Ich will Ihnen sagen, dass die Mieterinnen und Mieter in diesem Fall ja gar keine Möglichkeit haben, über diese Preisgestaltung überhaupt zu entscheiden. Es sind doch die Vermietenden, die entscheiden, welche Heizung eingebaut wird. Und wenn sie sich jetzt dafür entscheiden sollten, eine Öl- oder Gasheizung einzubauen, weil für sie die Investitionskosten geringer sind, sind es am Ende die Mietenden, die die Mehrkosten für die Rohstoffe zahlen.

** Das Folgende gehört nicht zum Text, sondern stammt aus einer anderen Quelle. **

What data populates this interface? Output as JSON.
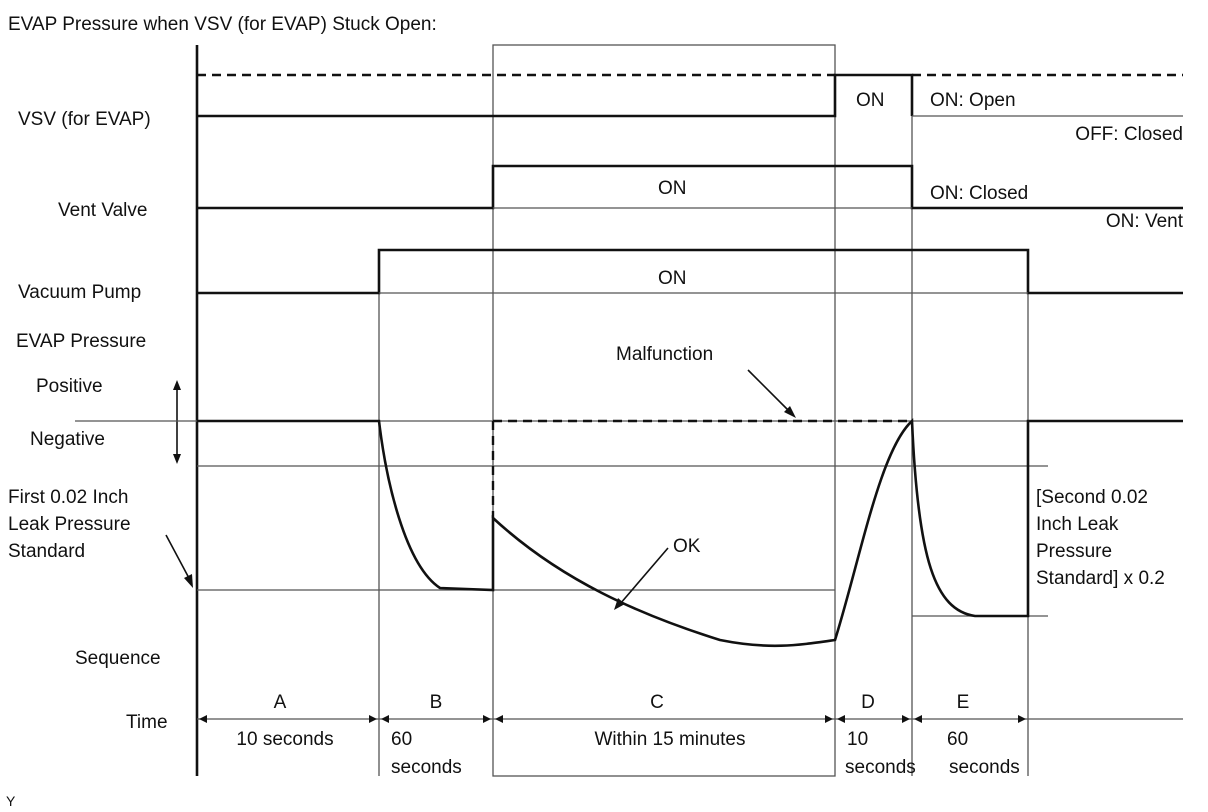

Und ja, es gibt eine kleine Verbesserung, eine 50:50-Aufteilung, die sich aber nur auf die Netzentgelte, auf die Biotreppe und auf den CO2-Preis bezieht. Aber den Großteil der Kosten für teure Rohstoffe wie Öl und Gas zahlen am Ende die Mieterinnen und Mieter. Das heißt, die Vermietenden bestellen, die Mieter/-innen müssen zahlen. Das ist wirklich ein fauler Kompromiss auf Kosten des Klimas und auf Kosten der Mieterinnen und Mieter. Deswegen kann es so nicht bleiben.